Search code examples
pysparkapache-spark-sqldatabricksazure-databricksazure-data-lake-gen2

How can we repair a Delta Location file in ADLS Gen 2


I am doing a truncate and Load of a delta File in ADLS Gen2 using Dataflows in ADF. After the successful run of Pipeline if I am trying to read the file in Azure Data Bricks i am Getting the below error.

A file referenced in the transaction log cannot be found. This occurs when data has been manually deleted from the file system rather than using the table DELETE statement. For more information,

One way which I found to eliminate this is restart the cluster in ADB. But, is there a better way to overcome this issue?


Solution

  • Sometimes changes in table partitions/columns will not be picked by hive megastore, refresh the table is always a good practice before you trying to do some queries. This exception can occur if the metadata picked up from the current job is altered from any other job while this job still running.
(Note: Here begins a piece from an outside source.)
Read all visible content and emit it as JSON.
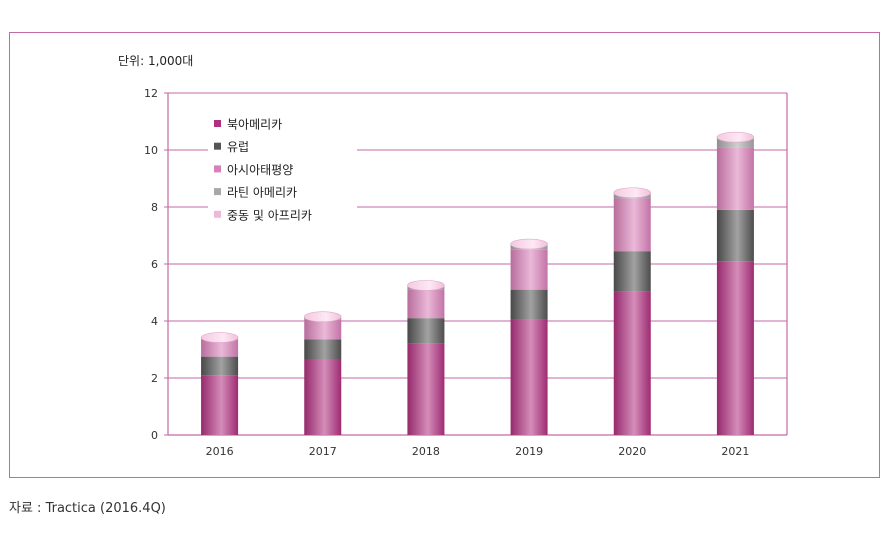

    Refresh Table: Invalidates the cached entries, which include data and metadata of the given table or view. The invalidated cache is populated in a lazy manner when the cached table or the query associated with it is executed again.

    %sql
    REFRESH [TABLE] table_identifier
    

    OR

    Here are some recommendations to resolve this issue:

    • Add the configuration either on cluster label (spark.databricks.io.cache.enabled false) or in first command of master notebook using spark.conf.set("spark.databricks.io.cache.enabled", "false")
    • Add the "sqlContext.clearCache()" after the delete operation.
    • Add the "FSCK REPAIR TABLE [db_name.]table_name" after delete operation.